— Псарня? Что, шавок в портках и при параде тебе уже мало? — изобразил почти искреннее изумление Его Величество.
А больше – ни слова. Потому что слов на сегодня достаточно.
Потому что для упражнений в искусстве оратора держал Ваттье, которому, между прочим, платил жалование, и потому что обременять себя делами государства здесь, под суровыми взглядами прежних символов монархической власти, было бы… абсолютно логично, но чисто по-человечески – странно.
Империя подождет. Трон подождет. Он ведь ждал, он, Йож из Эрленвальда? Ждал.
Вот и она, Великая и Прекрасная, не развалится – минут двадцать, может быть, полчаса.
Потому что губы, потому что грудь, бедра, талия, и, безусловно, невероятно невозможные запахи сирени и крыжовника.
Невероятно невозможные – это буквально.
Сам по себе крыжовник не пахнет. Он проверял. Это был ее запах, только ее запах, черно-белой Йеннифэр.

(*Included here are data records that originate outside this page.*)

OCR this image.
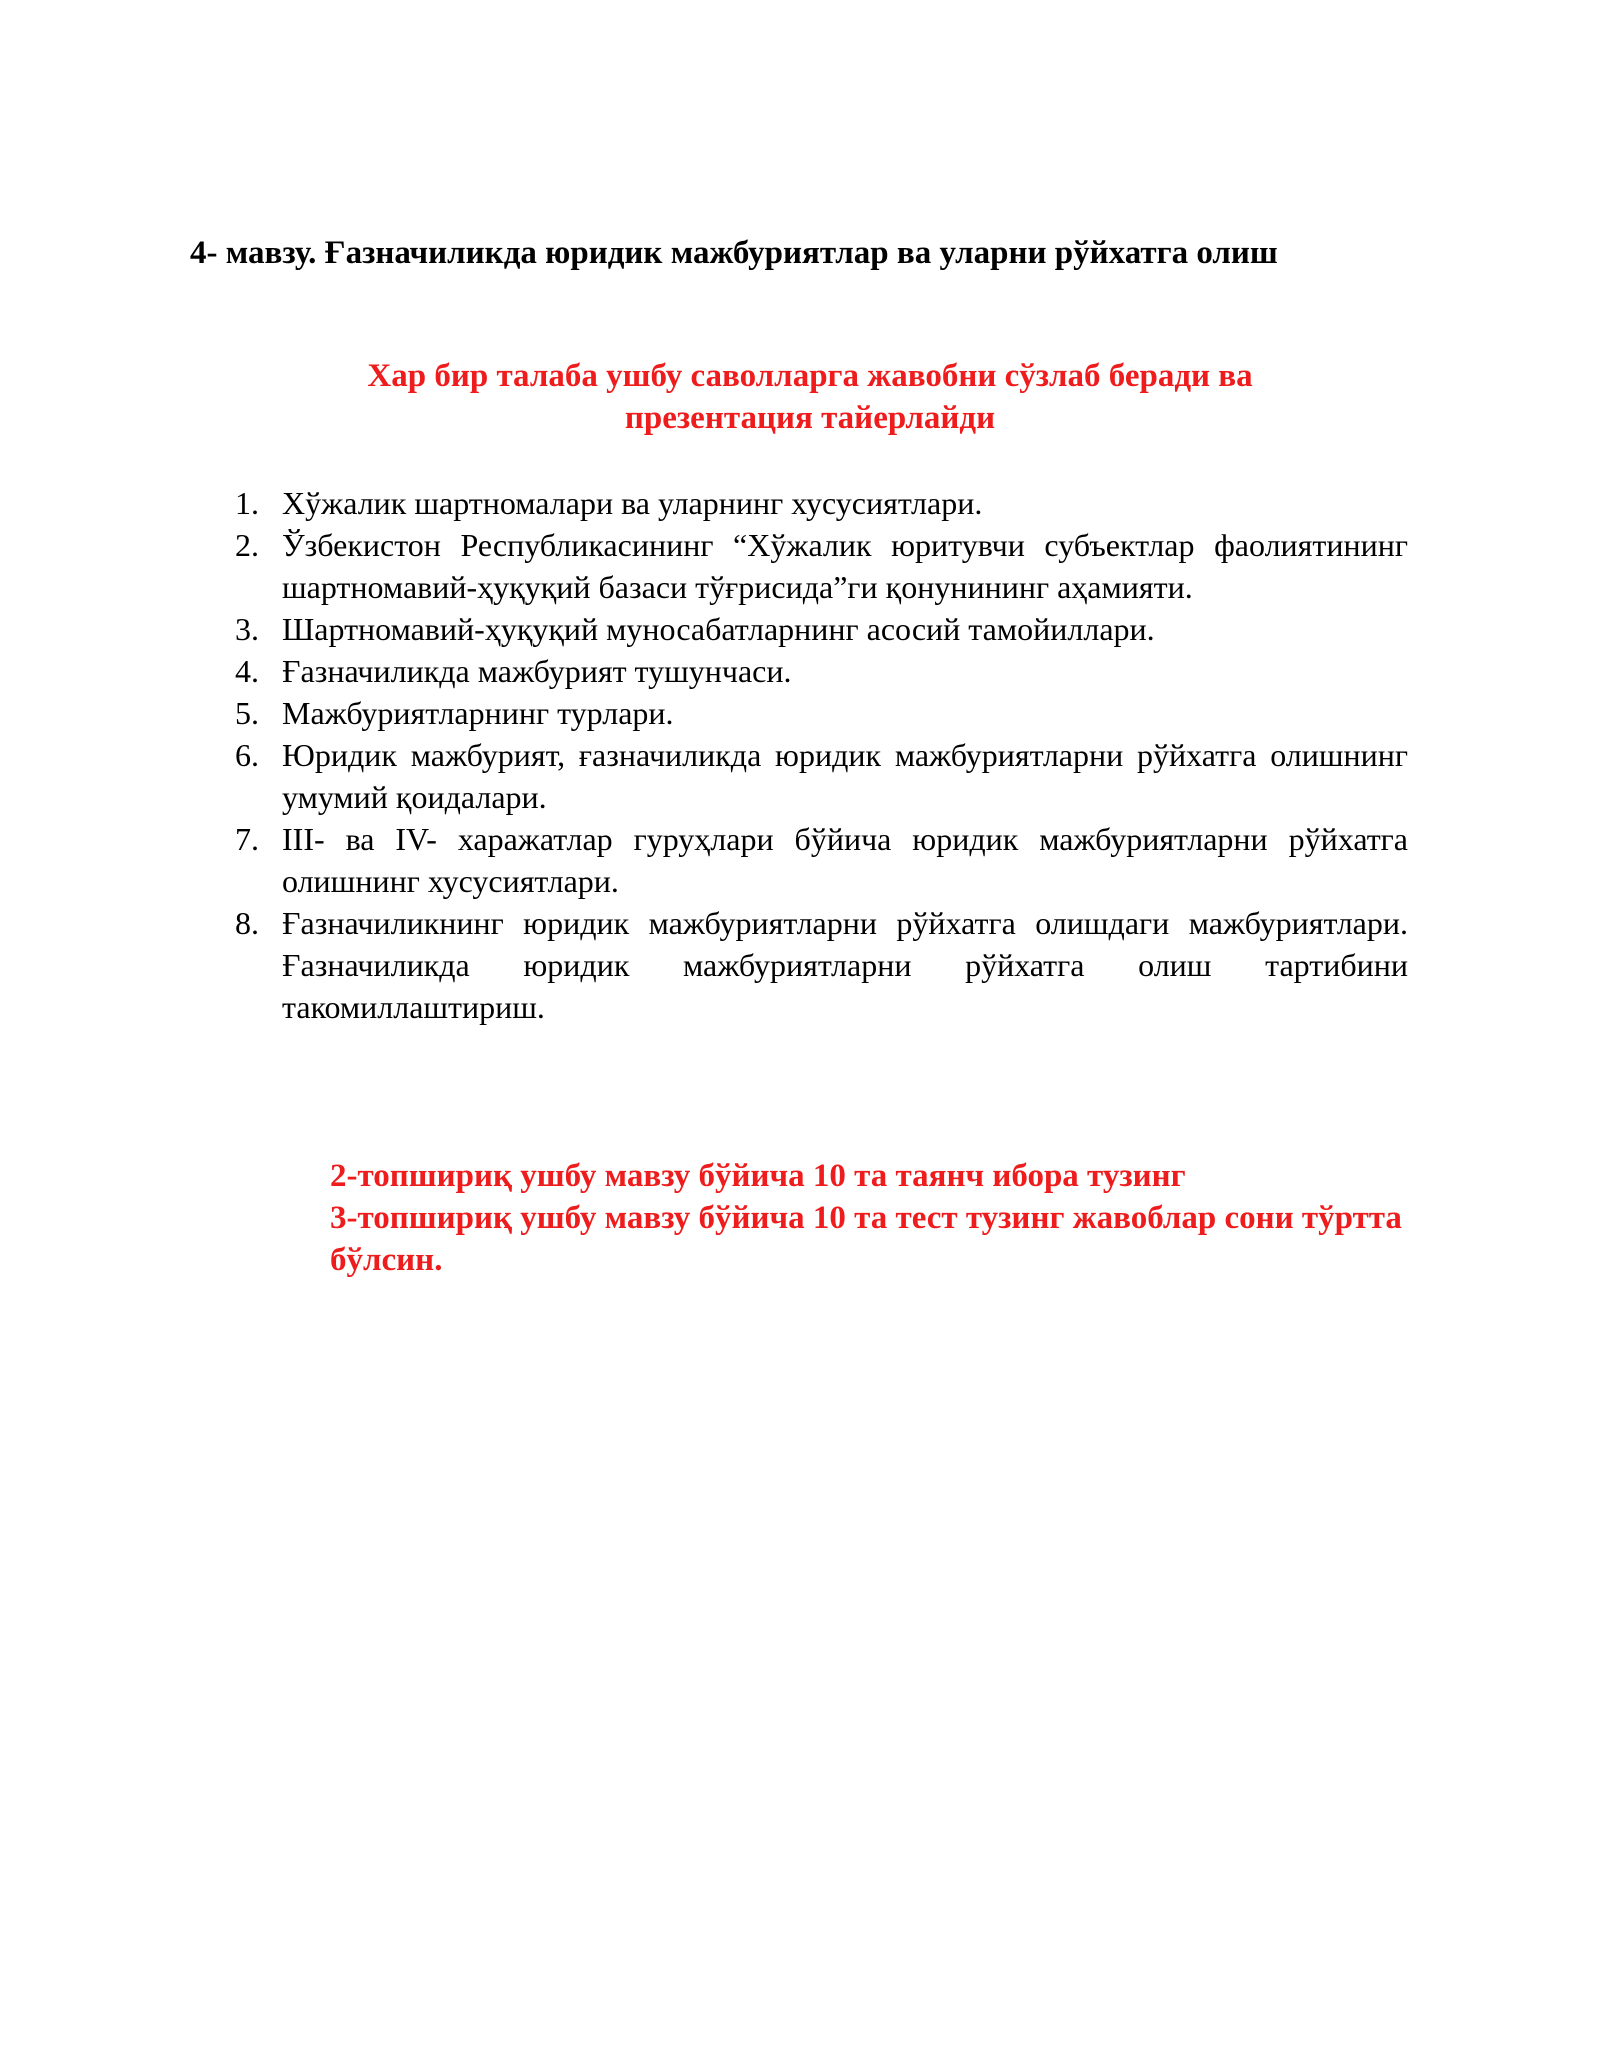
4- мавзу. Ғазначиликда юридик мажбуриятлар ва уларни рўйхатга олиш
Хар бир талаба ушбу саволларга жавобни сўзлаб беради ва
презентация тайерлайди
1. Хўжалик шартномалари ва уларнинг хусусиятлари.
2. Ўзбекистон Республикасининг “Хўжалик юритувчи субъектлар фаолиятининг шартномавий-ҳуқуқий базаси тўғрисида”ги қонунининг аҳамияти.
3. Шартномавий-ҳуқуқий муносабатларнинг асосий тамойиллари.
4. Ғазначиликда мажбурият тушунчаси.
5. Мажбуриятларнинг турлари.
6. Юридик мажбурият, ғазначиликда юридик мажбуриятларни рўйхатга олишнинг умумий қоидалари.
7. III- ва IV- харажатлар гуруҳлари бўйича юридик мажбуриятларни рўйхатга олишнинг хусусиятлари.
8. Ғазначиликнинг юридик мажбуриятларни рўйхатга олишдаги мажбуриятлари. Ғазначиликда юридик мажбуриятларни рўйхатга олиш тартибини такомиллаштириш.

2-топшириқ ушбу мавзу бўйича 10 та таянч ибора тузинг

3-топшириқ ушбу мавзу бўйича 10 та тест тузинг жавоблар сони тўртта бўлсин.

Запах тайны.
«Ну до чего ты все-таки дерзкая, госпожа Йеннифэр из Венгерберга, — думал Белое Пламя. — До чего властная…».
И храбрая.
Кажется, еще вчера между ними была пропасть; пропасть и узенький мостик из тонкого льда, а сегодня — что же это, черт возьми, что это? сиюминутное удовольствие? государственная измена? свобода? — оба пляшут и пляшут, как проклятые, у самого жерла вулкана.
Будь Паветта хоть каплю на нее похожа…
Он ждал какого-нибудь знака. Быть может, летящих задом наперед бакланов. Или двойного солнца.
И разочаровался, сильно разочаровался, когда знамением конца как всегда оказалась Паветта.
— Дани, — у нее дрожали губы.
Почти стемнело.
— Дани, прошу, ответь мне.
— Ну что? Что? Тошнит? Замерзла?
— Нет, я…
— Ты, ты, ты…что ты? Дурная, беспомощная, избалованная девка! — рыкнул Дани. Было, в общем-то, не холодно. Зюйд-вест скрипел новенькими мачтами фрегата. — Зачем ты вообще за меня вышла? Не понимаю, правда, не понимаю. Но могу догадываться: душевное родство, верно? Решила, мол-де, два урода прямо-таки самой судьбой, самим, курва, фатумом обречены на таинство брака?
— Урода… — а теперь у нее блестели глаза.
— О, нет, не думай, я не о твоем… даре. Я о твоем паскудном характере. Ты мне не веришь, Паветта, ТЫ МНЕ НЕ ВЕРИШЬ!
«Это мой голос? Это мой голос. Невероятно».
— Ты решил украсть ее. Решил украсть ее у меня, — стиснула кулачки Паветта.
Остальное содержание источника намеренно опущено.